The term Dexel has two common uses:
Dexel ("depth pixel") is a concept used for a discretized representation of functions defined on surfaces used in geometrical modeling and physical simulation, sometimes also referred to as multilevel Z-map. Dexel is a nodal value of a scalar or vector field on a meshed surface. Dexels are used in simulation of manufacturing processes (such as turning, milling or rapid prototyping), when workpiece surfaces are subject to modifications.
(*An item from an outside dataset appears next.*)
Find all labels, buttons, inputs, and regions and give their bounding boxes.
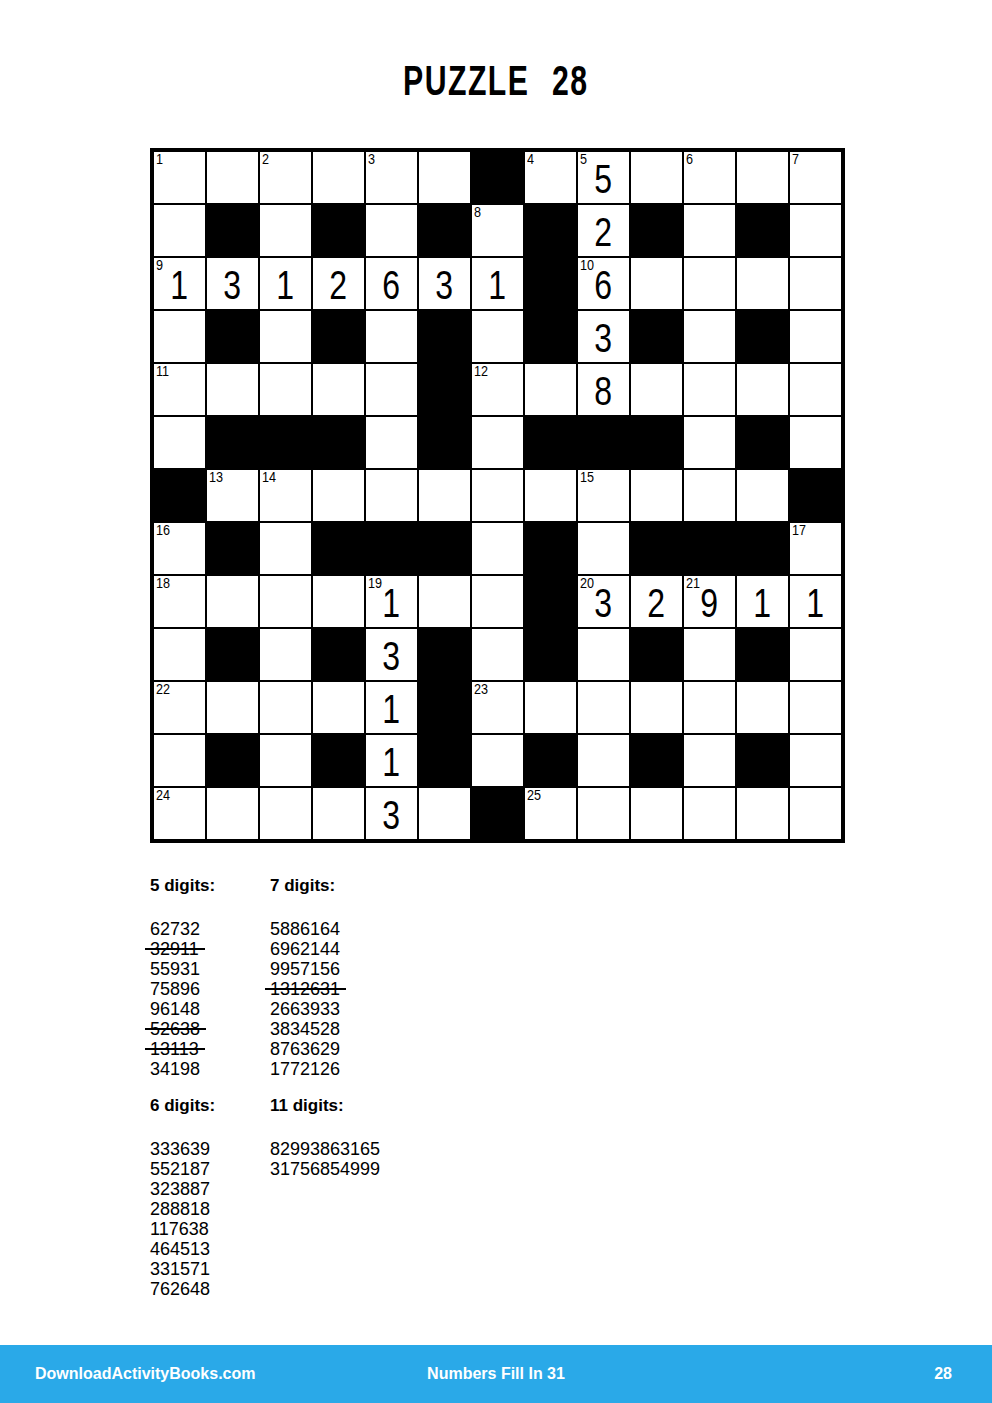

It is practical to express the surface evolution by dexels especially when the surface evolution scale is very different from the structural finite element 3D model discretization step (e.g. in machining the depth of cut variation is often several orders of magnitude smaller (1–10 μm) than the FE model mesh step (1 mm)).

Dexel ("detector element") is the analog of a pixel ("picture element") but native to a detector rather than a visible picture. That is, it describes the elements in a detector, which may be processed, combined, resampled, or otherwise mangled, before creating a picture. As such, there may not be a one-to-one correspondence between the pixels in an image, and the dexels used to create that image. For example, cameras labeled as "10-megapixel" can be used to create a 640x480 picture. Using dexel terminology, the camera actually uses 10 million dexels to create a picture with 640x480 pixels.